Dr. Manji, the Head of Documentation and Information Center of Council for the Development of Social Research in Africa (CODESRIA), made the remarks during an exclusive interview with PANA as he reflected over the killing of Cabral in 1973.

He said when he visited Guinea Bissau to pay respects to the memory of Cabral by visiting his mausoleum, which was in a military camp, there was no access for the civilian population.

'Perhaps this was because the military recognise that memorials are more about the future than about the past,' he said.

'For me this visit made me realise the importance of much of Cabral's writings and praxis, the profound importance of this revolutionary as well as some of the failures that we in Africa will need to resolve. How did Cabral end up here?' Dr. Manji asked.

He described Cabral as a scientist, a theoretician of liberation and a poet as well as someone directly engaged in working with peasants to establish a new society in the liberated zones.

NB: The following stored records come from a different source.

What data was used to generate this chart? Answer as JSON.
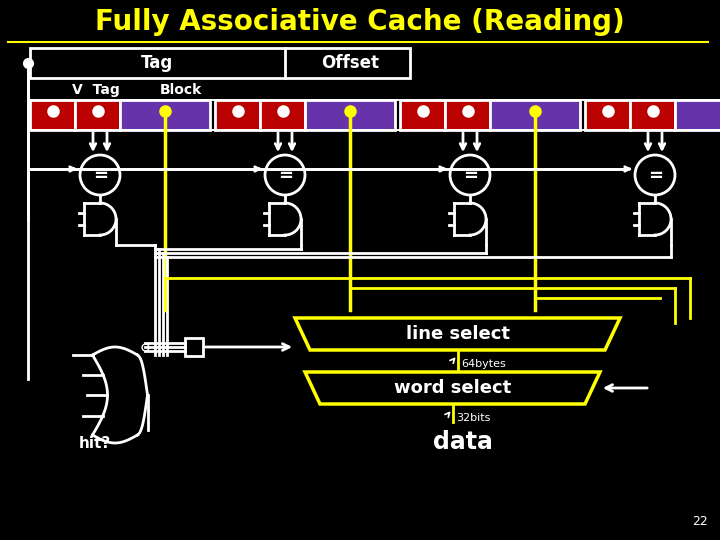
{
  "title": "Fully Associative Cache (Reading)",
  "title_color": "#FFFF00",
  "title_fontsize": 20,
  "bg_color": "#000000",
  "white": "#FFFFFF",
  "yellow": "#FFFF00",
  "red": "#BB0000",
  "purple": "#6633AA",
  "page_number": "22",
  "tag_label": "Tag",
  "offset_label": "Offset",
  "v_tag_label": "V  Tag",
  "block_label": "Block",
  "line_select_label": "line select",
  "word_select_label": "word select",
  "bytes_label": "64bytes",
  "bits_label": "32bits",
  "hit_label": "hit?",
  "data_label": "data",
  "equal_sign": "="
}
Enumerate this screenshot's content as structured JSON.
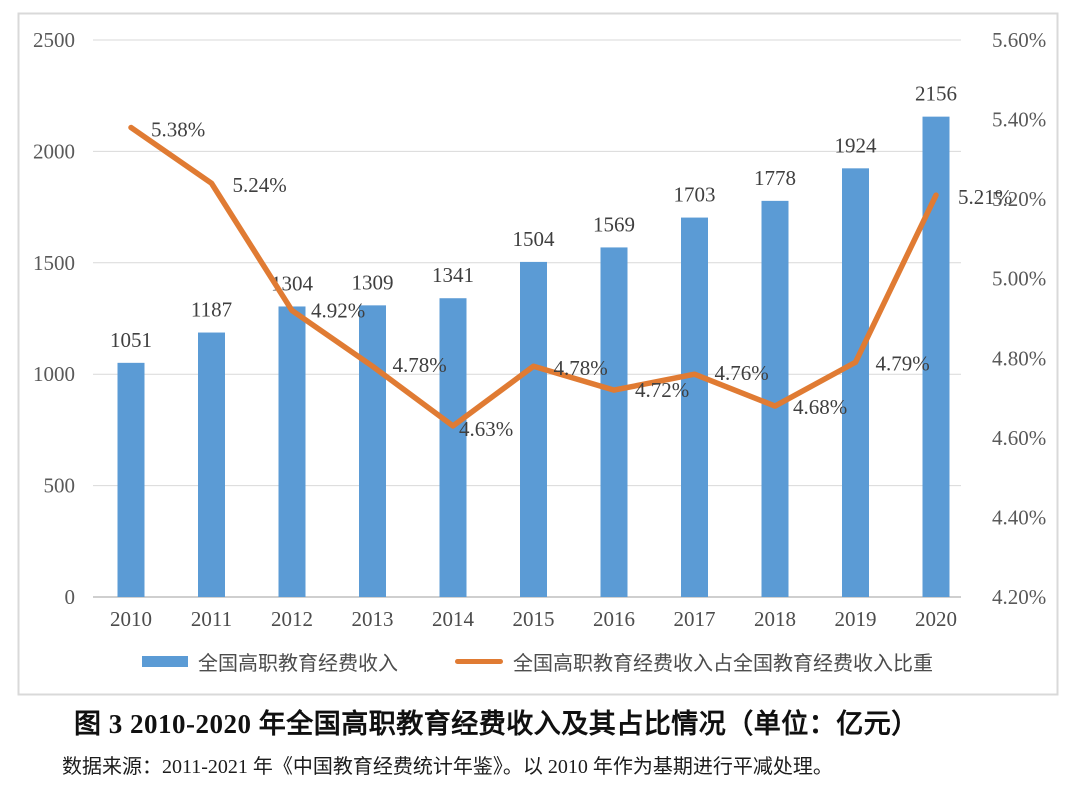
{
  "chart_data": {
    "type": "bar",
    "subtype": "combo-bar-line",
    "categories": [
      "2010",
      "2011",
      "2012",
      "2013",
      "2014",
      "2015",
      "2016",
      "2017",
      "2018",
      "2019",
      "2020"
    ],
    "series": [
      {
        "name": "全国高职教育经费收入",
        "type": "bar",
        "axis": "left",
        "color": "#5B9BD5",
        "values": [
          1051,
          1187,
          1304,
          1309,
          1341,
          1504,
          1569,
          1703,
          1778,
          1924,
          2156
        ]
      },
      {
        "name": "全国高职教育经费收入占全国教育经费收入比重",
        "type": "line",
        "axis": "right",
        "color": "#E07B33",
        "values": [
          5.38,
          5.24,
          4.92,
          4.78,
          4.63,
          4.78,
          4.72,
          4.76,
          4.68,
          4.79,
          5.21
        ],
        "point_labels": [
          "5.38%",
          "5.24%",
          "4.92%",
          "4.78%",
          "4.63%",
          "4.78%",
          "4.72%",
          "4.76%",
          "4.68%",
          "4.79%",
          "5.21%"
        ]
      }
    ],
    "left_axis": {
      "min": 0,
      "max": 2500,
      "ticks": [
        "0",
        "500",
        "1000",
        "1500",
        "2000",
        "2500"
      ]
    },
    "right_axis": {
      "min": 4.2,
      "max": 5.6,
      "ticks": [
        "4.20%",
        "4.40%",
        "4.60%",
        "4.80%",
        "5.00%",
        "5.20%",
        "5.40%",
        "5.60%"
      ]
    },
    "grid": true,
    "legend_position": "bottom",
    "colors": {
      "gridline": "#D9D9D9",
      "axis_line": "#BFBFBF",
      "frame_border": "#D9D9D9",
      "tick_text": "#595959",
      "data_label_text": "#3f3f3f"
    }
  },
  "caption": {
    "title": "图 3  2010-2020 年全国高职教育经费收入及其占比情况（单位：亿元）",
    "source": "数据来源：2011-2021 年《中国教育经费统计年鉴》。以 2010 年作为基期进行平减处理。"
  }
}
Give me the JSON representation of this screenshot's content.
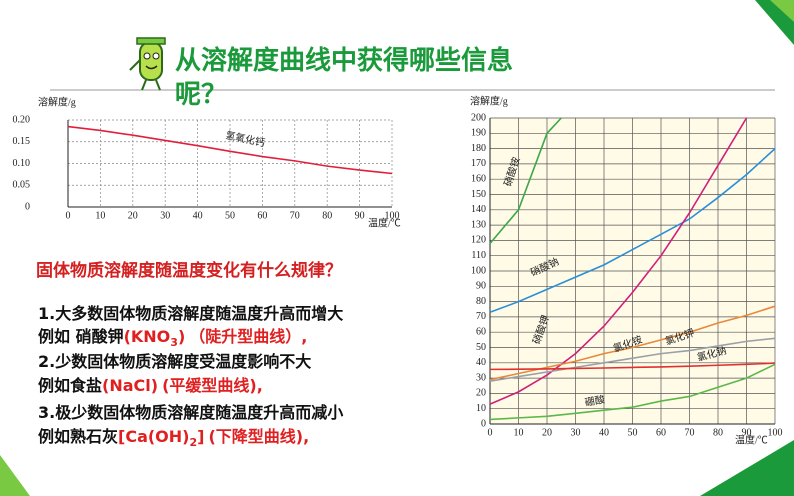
{
  "title": "从溶解度曲线中获得哪些信息呢？",
  "question": "固体物质溶解度随温度变化有什么规律？",
  "points": [
    [
      "1.大多数固体物质溶解度随温度升高而增大"
    ],
    [
      "例如 硝酸钾",
      "(KNO",
      "3",
      ")",
      "（陡升型曲线）,"
    ],
    [
      "2.少数固体物质溶解度受温度影响不大"
    ],
    [
      "例如食盐",
      "(NaCl)",
      "(平缓型曲线),"
    ],
    [
      "3.极少数固体物质溶解度随温度升高而减小"
    ],
    [
      "例如熟石灰",
      "[Ca(OH)",
      "2",
      "]",
      "(下降型曲线),"
    ]
  ],
  "chart_data": [
    {
      "type": "line",
      "y_label": "溶解度/g",
      "x_label": "温度/℃",
      "xlim": [
        0,
        100
      ],
      "xticks": [
        0,
        10,
        20,
        30,
        40,
        50,
        60,
        70,
        80,
        90,
        100
      ],
      "ylim": [
        0,
        0.2
      ],
      "yticks": [
        0,
        0.05,
        {
          "value": 0.1,
          "label": "0.10"
        },
        0.15,
        {
          "value": 0.2,
          "label": "0.20"
        }
      ],
      "grid": true,
      "series": [
        {
          "name": "氢氧化钙",
          "color": "#e0203a",
          "x": [
            0,
            10,
            20,
            30,
            40,
            50,
            60,
            70,
            80,
            90,
            100
          ],
          "values": [
            0.185,
            0.176,
            0.165,
            0.153,
            0.141,
            0.128,
            0.116,
            0.106,
            0.094,
            0.085,
            0.077
          ]
        }
      ]
    },
    {
      "type": "line",
      "y_label": "溶解度/g",
      "x_label": "温度/℃",
      "xlim": [
        0,
        100
      ],
      "xticks": [
        0,
        10,
        20,
        30,
        40,
        50,
        60,
        70,
        80,
        90,
        100
      ],
      "ylim": [
        0,
        200
      ],
      "yticks": [
        0,
        10,
        20,
        30,
        40,
        50,
        60,
        70,
        80,
        90,
        100,
        110,
        120,
        130,
        140,
        150,
        160,
        170,
        180,
        190,
        200
      ],
      "grid": true,
      "series": [
        {
          "name": "硝酸铵",
          "color": "#3aa84a",
          "x": [
            0,
            10,
            20,
            25
          ],
          "values": [
            118,
            140,
            190,
            200
          ]
        },
        {
          "name": "硝酸钠",
          "color": "#2a8fd8",
          "x": [
            0,
            10,
            20,
            30,
            40,
            50,
            60,
            70,
            80,
            90,
            100
          ],
          "values": [
            73,
            80,
            88,
            96,
            104,
            114,
            124,
            134,
            148,
            163,
            180
          ]
        },
        {
          "name": "硝酸钾",
          "color": "#d0207a",
          "x": [
            0,
            10,
            20,
            30,
            40,
            50,
            60,
            70,
            80,
            90
          ],
          "values": [
            13,
            21,
            32,
            46,
            64,
            86,
            110,
            138,
            169,
            200
          ]
        },
        {
          "name": "氯化铵",
          "color": "#e8883a",
          "x": [
            0,
            10,
            20,
            30,
            40,
            50,
            60,
            70,
            80,
            90,
            100
          ],
          "values": [
            29,
            33,
            37,
            41,
            46,
            50,
            55,
            60,
            66,
            71,
            77
          ]
        },
        {
          "name": "氯化钾",
          "color": "#9aa0a8",
          "x": [
            0,
            10,
            20,
            30,
            40,
            50,
            60,
            70,
            80,
            90,
            100
          ],
          "values": [
            28,
            31,
            34,
            37,
            40,
            43,
            46,
            48,
            51,
            54,
            56
          ]
        },
        {
          "name": "氯化钠",
          "color": "#e03030",
          "x": [
            0,
            10,
            20,
            30,
            40,
            50,
            60,
            70,
            80,
            90,
            100
          ],
          "values": [
            35.7,
            35.8,
            36,
            36.3,
            36.6,
            37,
            37.3,
            37.8,
            38.4,
            39,
            39.8
          ]
        },
        {
          "name": "硼酸",
          "color": "#5ab84a",
          "x": [
            0,
            10,
            20,
            30,
            40,
            50,
            60,
            70,
            80,
            90,
            100
          ],
          "values": [
            3,
            4,
            5,
            7,
            9,
            11,
            15,
            18,
            24,
            30,
            39
          ]
        }
      ]
    }
  ]
}
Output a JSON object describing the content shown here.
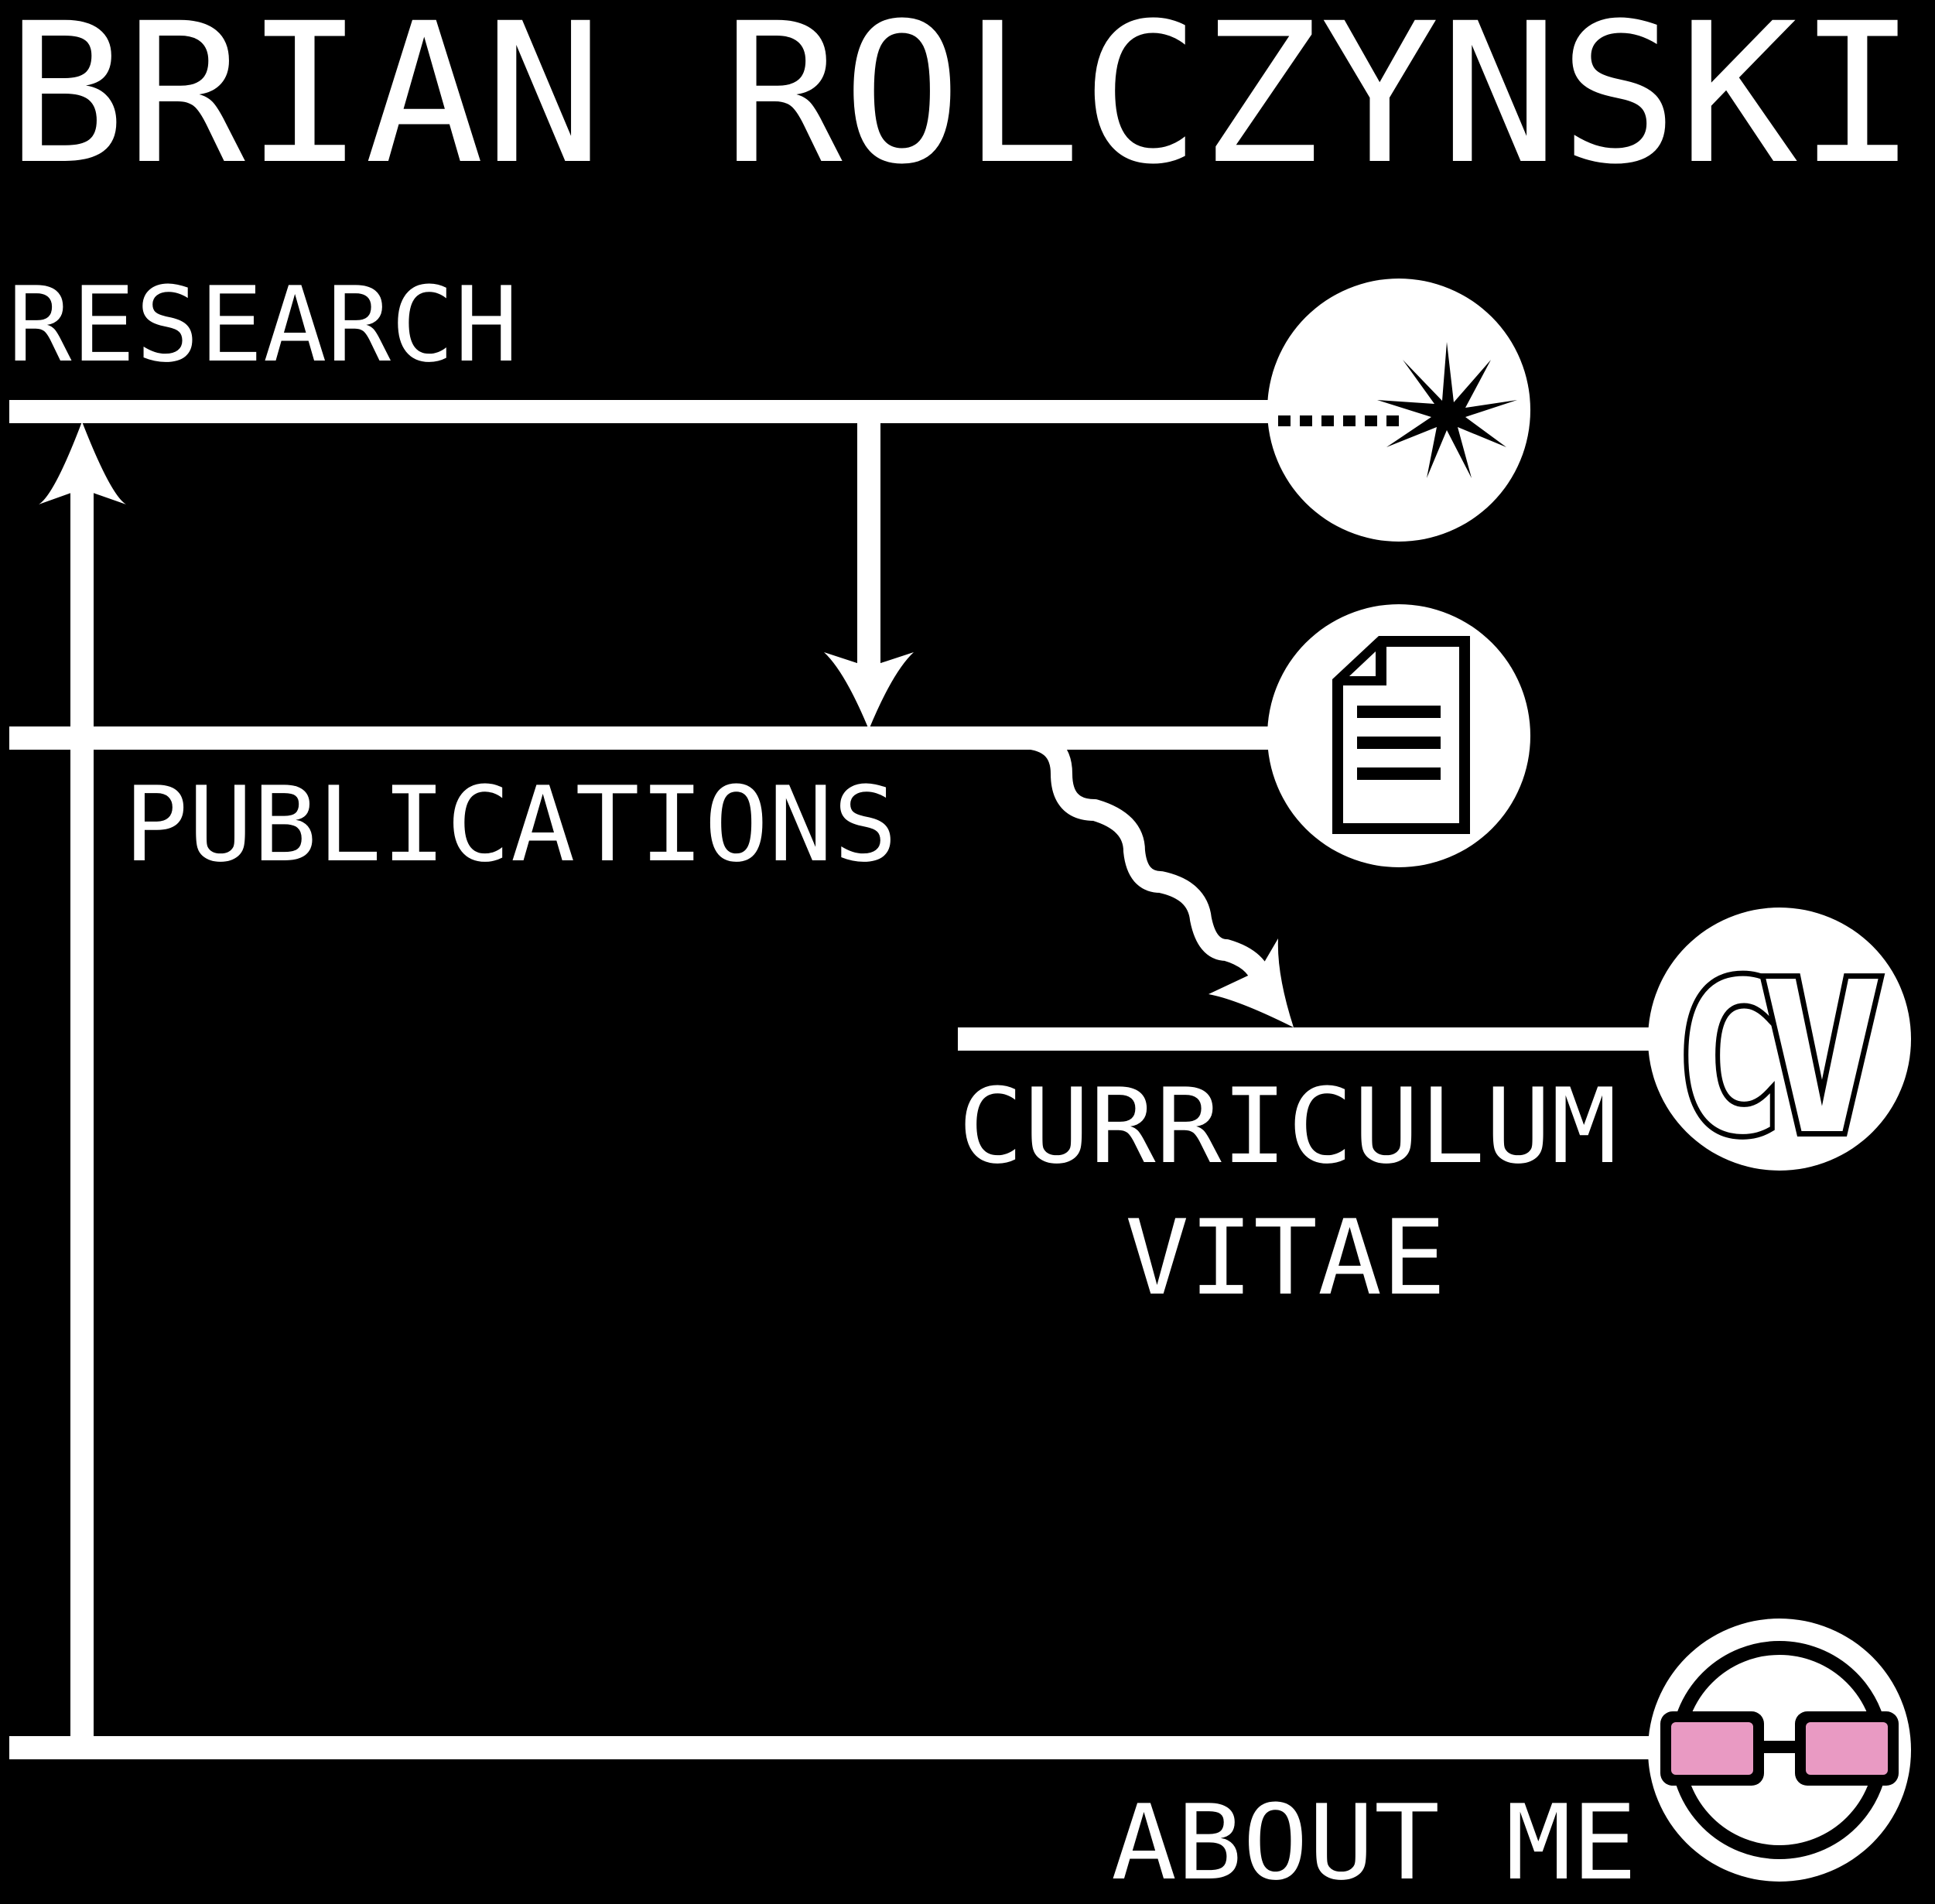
{
  "site": {
    "title": "BRIAN ROLCZYNSKI"
  },
  "nav": {
    "research": {
      "label": "RESEARCH",
      "icon": "laser-burst-icon"
    },
    "publications": {
      "label": "PUBLICATIONS",
      "icon": "document-icon"
    },
    "cv": {
      "label_line1": "CURRICULUM",
      "label_line2": "VITAE",
      "icon": "cv-icon",
      "icon_text_c": "C",
      "icon_text_v": "V"
    },
    "about": {
      "label": "ABOUT ME",
      "icon": "glasses-icon"
    }
  },
  "colors": {
    "background": "#000000",
    "foreground": "#ffffff",
    "glasses_lens": "#e99ac3"
  }
}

Still reflecting  over Cabral and his work, Dr. Manji said the revolutionary learnt a lot from the peasantry and history.

'There is a preconception held by many people, even of the left, that imperialism made us enter history at the moment when it began its adventure in our countries,' he quoted Cabral was quoted stating.

Turning to culture, Dr. Manji spoke of Cabral as some one who placed high value on  people and their culture.

'Culture is an essential element of the history of a people. Culture is, perhaps, the product of this history just as a flower is the product of a plant,' he reiterated.

According to Dr. Manji, Cabral also looked at the 'nature of petit bourgeoisie', the vacillating class.

'My own view is that there are no real conflicts between the peoples of Africa. There are only conflicts between the elites,' Cabral reportedly said.

The book entitled 'Claim No Easy Victories, The Legacy of Amilcar Cabral' was edited by Firoze Manji and Bill Fletcher Jr.